By his own assertion, Yoakum accessed these places through a process that he called “spiritual enfoldment.” The phrase was drawn from the literature of Christian Science (Yoakum was a devout believer) and was used by the artist to describe how he used art to locate memory.
“He’d make the drawing, he’d have a spiritual enfoldment, he would recognize where the place was, and then he would label it,” Pascale said.
Joseph E. Yoakum, Mt Baykal of Yablonvy Mtn Range near Ulan-Ude near Lake Baykal of Lower Siberia Russia E Asia (1969). Courtesy of the Art Institute of Chicago.
There’s a common misconception, given the Imagist’s interest in Yoakum, that he had a great deal of influence on their work. And it’s not hard to draw a line between their brand of representation and his own. But that’s not quite right, explained Pascale. Nutt, Nilsson, and the other Imagists were almost fully formed as artists by the time they discovered Yoakum in the late 1960s.
If there was one thing that the movement’s members found in Yoakum’s work, though, it’s an interior picture.
“[The Imagists] were all trying to find their way as artists,” said Pascale. “They were looking for this place inside of themselves that was unique. With Yoakum, there it was—this guy found it.”
In a sense, it was the only thing Yoakum had. By the time he made his drawings, he was estranged from his children and had outlived all his ex-wives. He was alone.
Joseph E. Yoakum, Mt Cloubelle Jamaca of West India (1969).
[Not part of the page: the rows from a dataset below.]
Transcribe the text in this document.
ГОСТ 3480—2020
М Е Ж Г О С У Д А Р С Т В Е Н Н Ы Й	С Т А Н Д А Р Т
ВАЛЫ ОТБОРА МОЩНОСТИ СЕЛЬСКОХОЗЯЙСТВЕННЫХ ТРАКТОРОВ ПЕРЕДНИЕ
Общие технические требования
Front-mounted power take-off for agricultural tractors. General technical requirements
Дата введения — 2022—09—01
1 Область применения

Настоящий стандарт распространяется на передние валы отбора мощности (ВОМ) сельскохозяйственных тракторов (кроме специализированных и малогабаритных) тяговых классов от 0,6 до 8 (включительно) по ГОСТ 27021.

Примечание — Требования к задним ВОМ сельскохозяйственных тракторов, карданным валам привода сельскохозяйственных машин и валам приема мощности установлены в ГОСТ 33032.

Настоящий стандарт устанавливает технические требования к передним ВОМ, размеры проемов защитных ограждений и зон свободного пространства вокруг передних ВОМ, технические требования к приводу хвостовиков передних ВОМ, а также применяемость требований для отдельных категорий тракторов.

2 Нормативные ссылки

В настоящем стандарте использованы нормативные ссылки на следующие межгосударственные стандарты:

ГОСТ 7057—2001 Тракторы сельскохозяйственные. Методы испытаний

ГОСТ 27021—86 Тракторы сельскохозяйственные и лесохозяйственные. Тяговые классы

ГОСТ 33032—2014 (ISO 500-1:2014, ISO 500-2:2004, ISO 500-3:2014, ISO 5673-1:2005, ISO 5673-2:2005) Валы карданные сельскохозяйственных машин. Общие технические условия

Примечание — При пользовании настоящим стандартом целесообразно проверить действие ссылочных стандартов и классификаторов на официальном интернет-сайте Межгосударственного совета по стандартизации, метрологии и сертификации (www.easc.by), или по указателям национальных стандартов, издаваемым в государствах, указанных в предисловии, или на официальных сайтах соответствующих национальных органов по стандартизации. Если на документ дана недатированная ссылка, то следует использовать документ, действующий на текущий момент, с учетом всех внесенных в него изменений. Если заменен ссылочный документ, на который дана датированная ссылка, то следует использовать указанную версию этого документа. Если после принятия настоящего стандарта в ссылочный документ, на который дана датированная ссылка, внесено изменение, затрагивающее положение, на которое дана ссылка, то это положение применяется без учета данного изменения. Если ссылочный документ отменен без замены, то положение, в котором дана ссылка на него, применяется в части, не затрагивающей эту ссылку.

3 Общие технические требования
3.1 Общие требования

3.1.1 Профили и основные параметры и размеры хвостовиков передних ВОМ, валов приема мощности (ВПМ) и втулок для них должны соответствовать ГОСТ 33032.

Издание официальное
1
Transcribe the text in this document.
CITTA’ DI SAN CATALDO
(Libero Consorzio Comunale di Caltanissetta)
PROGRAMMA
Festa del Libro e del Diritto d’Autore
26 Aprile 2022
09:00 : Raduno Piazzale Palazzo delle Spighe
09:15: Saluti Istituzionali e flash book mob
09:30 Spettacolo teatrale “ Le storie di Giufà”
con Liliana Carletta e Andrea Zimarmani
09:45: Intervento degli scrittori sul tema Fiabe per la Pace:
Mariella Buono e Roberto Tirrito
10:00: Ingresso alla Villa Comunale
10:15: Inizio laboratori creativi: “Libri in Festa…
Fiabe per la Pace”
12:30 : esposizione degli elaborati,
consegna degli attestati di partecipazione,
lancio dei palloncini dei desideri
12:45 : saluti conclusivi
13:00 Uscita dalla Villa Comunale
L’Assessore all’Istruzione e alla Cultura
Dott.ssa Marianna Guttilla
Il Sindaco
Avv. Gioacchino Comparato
Courtesy of the Art Institute of Chicago.
“My takeaway, from all the years I’ve spent thinking about it, is that the landscape drawings that Yoakum made are a picture story of his life,” said Pascale.
“They are his self-portrait, his autobiography. It’s like 10 years at the end of his life spent making a visual diary of where he was, where he had been, and where he had hoped to go, where he felt most excited and comfortable, and where he felt he lived the most.”
“Joseph E. Yoakum: What I Saw” is on view now through October 18, 2021 at the Art Institute of Chicago.